Изменить размер шрифта - +

Театр имени Ленинского комсомола все никак не давал Смоктуновскому шанса. Вот, что писал сам Иннокентий Михайлович:

«После вялой двухлетней переписки и переговоров с Московским театром Ленинского комсомола вся несостоятельность моих притязаний стала, наконец, очевидной и для меня. Я вроде очнулся от завораживающего, долгого сна, и мои друзья в Волгограде, где я работал уже два года после Махачкалы, вдруг увидели меня совсем отличным от того, каким привыкли видеть. „Если за пять лет я не смогу сделать ничего такого, ради чего следует оставаться на сцене, — я бросаю театр“, — заявил я. Решив, я освободился от тяжести ожиданий, сомнений и послал в Москву телеграмму: „Уважаемая Софья Владимировна готов приехать постоянную работу тчк сообщите когда в чем сможете предоставить дебют тчк уважением Смоктуновский“.

Софья Владимировна ответила: „Не ссорьтесь театром тчк приезд дождитесь отпуска тчк сообщите чем хотели бы дебютировать тчк уважением Гиацинтова“».

Смоктуновский не хотел больше ждать. Он устал ждать. Пора было действовать.

Он увольняется из театра и приезжает в Москву. На дворе — 1955 год. Сталин умер два года назад, жить стало немного свободней, и о запрете на право проживания в тридцати девяти городах уже никто не вспоминает.

Состоялся показ в театре имени Ленинского комсомола.

«На показ пришло человек двадцать актеров, — вспоминал Иннокентий Михайлович. — Я был полон сил, решимости, настроение было прекрасным — я знал, что и как я должен делать, и даже не очень волновался. И вот уж не знаю, чем объяснить, но по ходу этого домашнего показа раздавались аплодисменты и не раз вспыхивал дружный смех. Это — единственный удачный мой показ в Москве, вселивший в меня уверенность, что мой приезд вполне оправдан и что меня обязательно возьмут.

Софья Владимировна, тряся мою руку, взволнованно и как-то безысходно повторяла:

— Дорогой мой, дорогой… Что же делать? Что ж? Да, да…

— Что делать… брать надо, Софья Владимировна, брать, — под видом шутки протаскивал я затаенную, страшную жажду».

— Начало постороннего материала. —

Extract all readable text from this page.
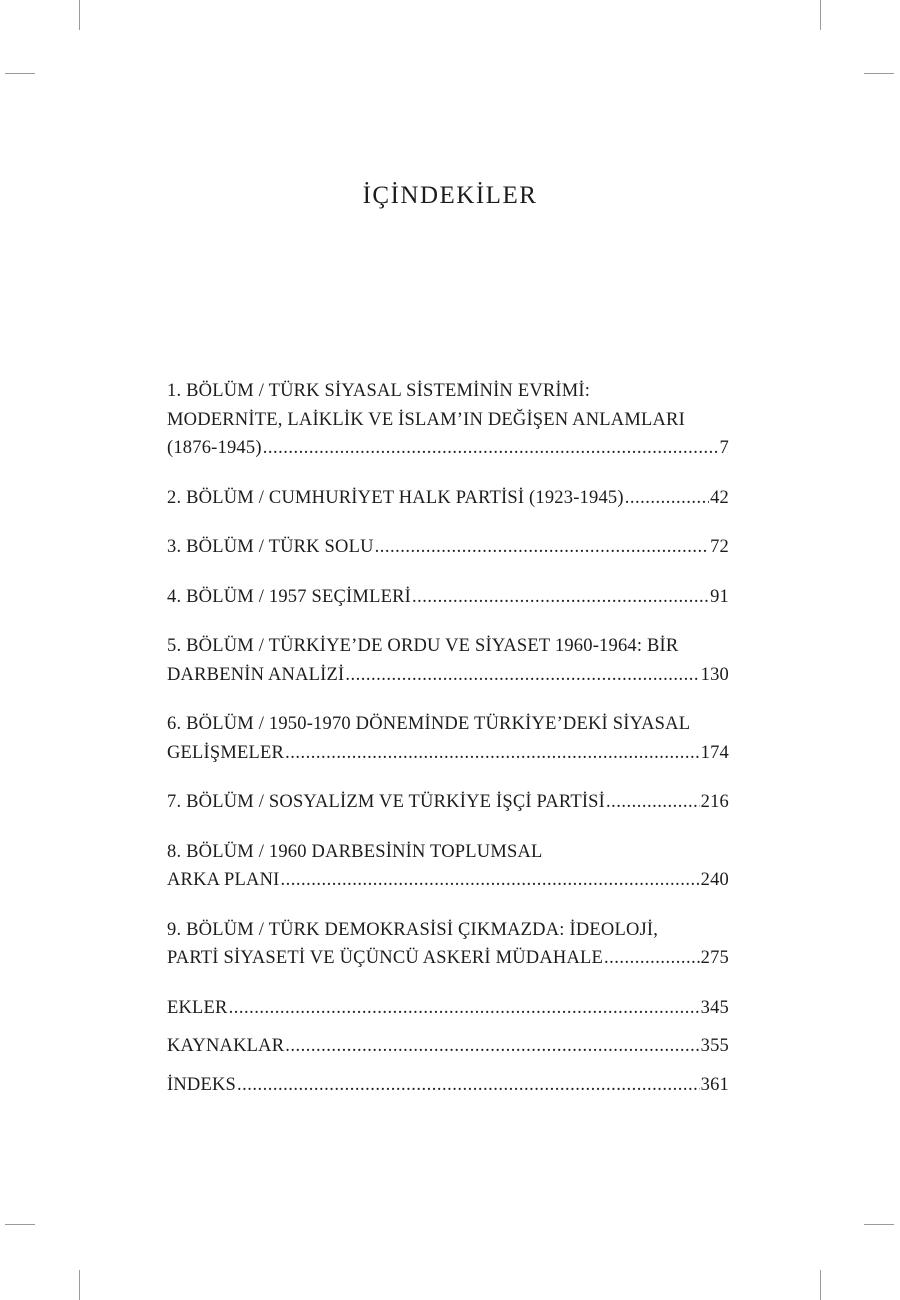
İÇİNDEKİLER
1. BÖLÜM / TÜRK SİYASAL SİSTEMİNİN EVRİMİ:
MODERNİTE, LAİKLİK VE İSLAM’IN DEĞİŞEN ANLAMLARI
(1876-1945) .....	7
2. BÖLÜM / CUMHURİYET HALK PARTİSİ (1923-1945) .....	42
3. BÖLÜM / TÜRK SOLU .....	72
4. BÖLÜM / 1957 SEÇİMLERİ .....	91
5. BÖLÜM / TÜRKİYE’DE ORDU VE SİYASET 1960-1964: BİR
DARBENİN ANALİZİ .....	130
6. BÖLÜM / 1950-1970 DÖNEMİNDE TÜRKİYE’DEKİ SİYASAL
GELİŞMELER .....	174
7. BÖLÜM / SOSYALİZM VE TÜRKİYE İŞÇİ PARTİSİ .....	216
8. BÖLÜM / 1960 DARBESİNİN TOPLUMSAL
ARKA PLANI .....	240
9. BÖLÜM / TÜRK DEMOKRASİSİ ÇIKMAZDA: İDEOLOJİ,
PARTİ SİYASETİ VE ÜÇÜNCÜ ASKERİ MÜDAHALE .....	275
EKLER .....	345
KAYNAKLAR .....	355
İNDEKS .....	361
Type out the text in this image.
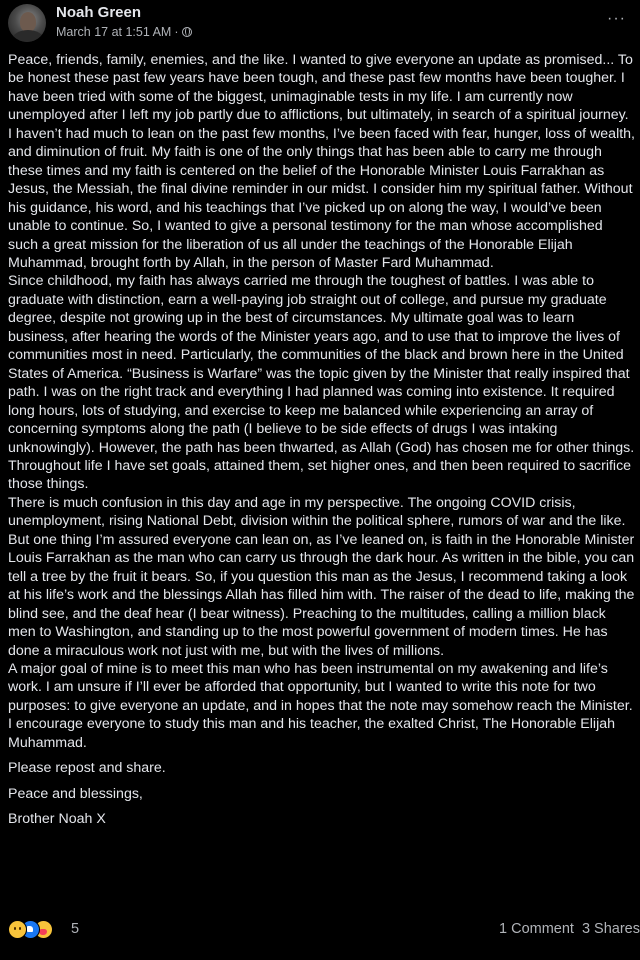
Noah Green
March 17 at 1:51 AM ·
···

Peace, friends, family, enemies, and the like. I wanted to give everyone an update as promised... To be honest these past few years have been tough, and these past few months have been tougher. I have been tried with some of the biggest, unimaginable tests in my life. I am currently now unemployed after I left my job partly due to afflictions, but ultimately, in search of a spiritual journey.

I haven’t had much to lean on the past few months, I’ve been faced with fear, hunger, loss of wealth, and diminution of fruit. My faith is one of the only things that has been able to carry me through these times and my faith is centered on the belief of the Honorable Minister Louis Farrakhan as Jesus, the Messiah, the final divine reminder in our midst. I consider him my spiritual father. Without his guidance, his word, and his teachings that I’ve picked up on along the way, I would’ve been unable to continue. So, I wanted to give a personal testimony for the man whose accomplished such a great mission for the liberation of us all under the teachings of the Honorable Elijah Muhammad, brought forth by Allah, in the person of Master Fard Muhammad.

Since childhood, my faith has always carried me through the toughest of battles. I was able to graduate with distinction, earn a well-paying job straight out of college, and pursue my graduate degree, despite not growing up in the best of circumstances. My ultimate goal was to learn business, after hearing the words of the Minister years ago, and to use that to improve the lives of communities most in need. Particularly, the communities of the black and brown here in the United States of America. “Business is Warfare” was the topic given by the Minister that really inspired that path. I was on the right track and everything I had planned was coming into existence. It required long hours, lots of studying, and exercise to keep me balanced while experiencing an array of concerning symptoms along the path (I believe to be side effects of drugs I was intaking unknowingly). However, the path has been thwarted, as Allah (God) has chosen me for other things. Throughout life I have set goals, attained them, set higher ones, and then been required to sacrifice those things.

There is much confusion in this day and age in my perspective. The ongoing COVID crisis, unemployment, rising National Debt, division within the political sphere, rumors of war and the like. But one thing I’m assured everyone can lean on, as I’ve leaned on, is faith in the Honorable Minister Louis Farrakhan as the man who can carry us through the dark hour. As written in the bible, you can tell a tree by the fruit it bears. So, if you question this man as the Jesus, I recommend taking a look at his life’s work and the blessings Allah has filled him with. The raiser of the dead to life, making the blind see, and the deaf hear (I bear witness). Preaching to the multitudes, calling a million black men to Washington, and standing up to the most powerful government of modern times. He has done a miraculous work not just with me, but with the lives of millions.

A major goal of mine is to meet this man who has been instrumental on my awakening and life’s work. I am unsure if I’ll ever be afforded that opportunity, but I wanted to write this note for two purposes: to give everyone an update, and in hopes that the note may somehow reach the Minister.

I encourage everyone to study this man and his teacher, the exalted Christ, The Honorable Elijah Muhammad.

Please repost and share.

Peace and blessings,

Brother Noah X

5	1 Comment 3 Shares
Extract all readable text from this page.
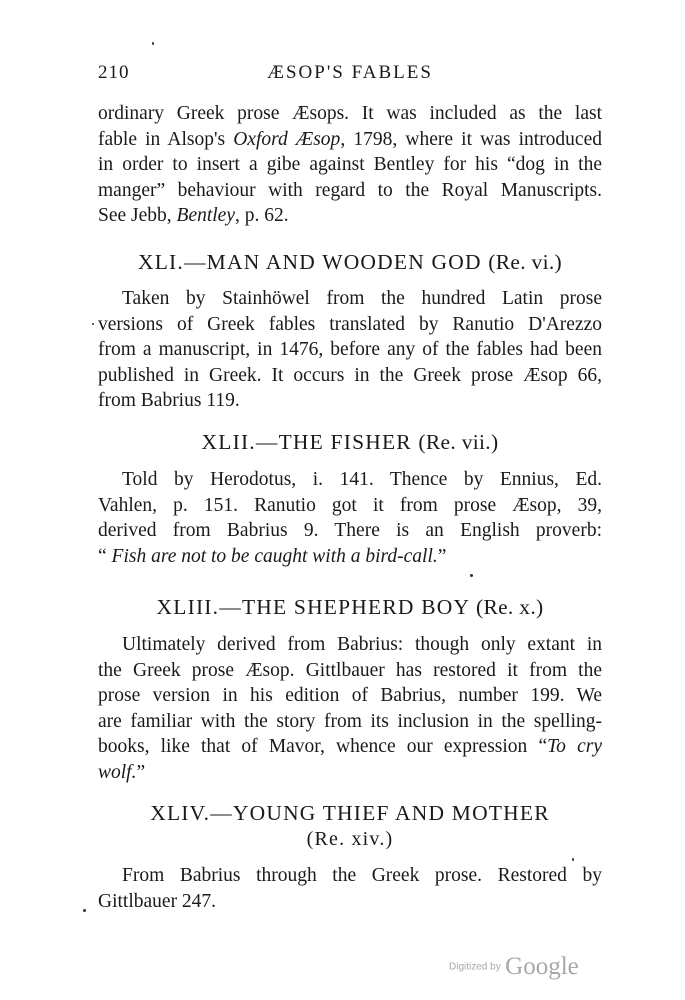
210	ÆSOP'S FABLES
ordinary Greek prose Æsops. It was included as the last
fable in Alsop's Oxford Æsop, 1798, where it was introduced
in order to insert a gibe against Bentley for his “dog in the
manger” behaviour with regard to the Royal Manuscripts.
See Jebb, Bentley, p. 62.
XLI.—MAN AND WOODEN GOD (Re. vi.)
Taken by Stainhöwel from the hundred Latin prose
versions of Greek fables translated by Ranutio D'Arezzo
from a manuscript, in 1476, before any of the fables had been
published in Greek. It occurs in the Greek prose Æsop 66,
from Babrius 119.
XLII.—THE FISHER (Re. vii.)
Told by Herodotus, i. 141. Thence by Ennius, Ed.
Vahlen, p. 151. Ranutio got it from prose Æsop, 39,
derived from Babrius 9. There is an English proverb:
“ Fish are not to be caught with a bird-call.”
XLIII.—THE SHEPHERD BOY (Re. x.)
Ultimately derived from Babrius: though only extant in
the Greek prose Æsop. Gittlbauer has restored it from the
prose version in his edition of Babrius, number 199. We
are familiar with the story from its inclusion in the spelling-
books, like that of Mavor, whence our expression “To cry
wolf.”
XLIV.—YOUNG THIEF AND MOTHER
(Re. xiv.)
From Babrius through the Greek prose. Restored by
Gittlbauer 247.
Digitized by Google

Смоктуновский попал в переплет — в театр его взять отказались, потому что у него не было московской прописки, прописку же он мог получить, только имея постоянную работу в Москве… Замкнутый круг.

Начался марафонский забег по театрам, бесконечный и безрезультатный. На радушный прием никому неизвестному провинциальному актеру рассчитывать не приходилось.

Москва, когда пожелает, такой мачехой обернется, что только держись!

«…Главный режиссер одного драматического театра на улице Горького, шумно подхватывая воздух, наслаждаясь когда-то удачно найденной манерой говорить, совершенно не затрачивая себя на это, мимоходом промямлил:

— У меня со своими-то актерами нет времени разговаривать, а где же взять его на пришлых всевозможных приезжих… и о чем, собственно, вы хотите говорить со мной?

— Я хотел бы, чтоб вы меня посмотрели, послушали…

— Я и так на вас смотрю и слушаю, и, простите, ничего не могу сказать вам утешительного… прощайте…».

Но есть и другие слова Иннокентия Михайловича: «Москва вместе с отверженностью подарила мне и друзей, которые верили в меня, несмотря на мое затянувшееся созревание».

В театре имени Ленинского комсомола Иннокентий Михайлович встретит свою будущую супругу Суламифь Михайловну Горшман. Вот как вспоминает об этом сам Смоктуновский: «В Московском театре имени Ленинского комсомола, где она работала, шел какой-то спектакль. Дверь из ложи отворилась. Я тогда впервые увидел ее. Мгновение задержавшись на верхней ступени — двинулась вниз.

Тоненькая, серьезная, с охапкой удивительных тяжелых волос.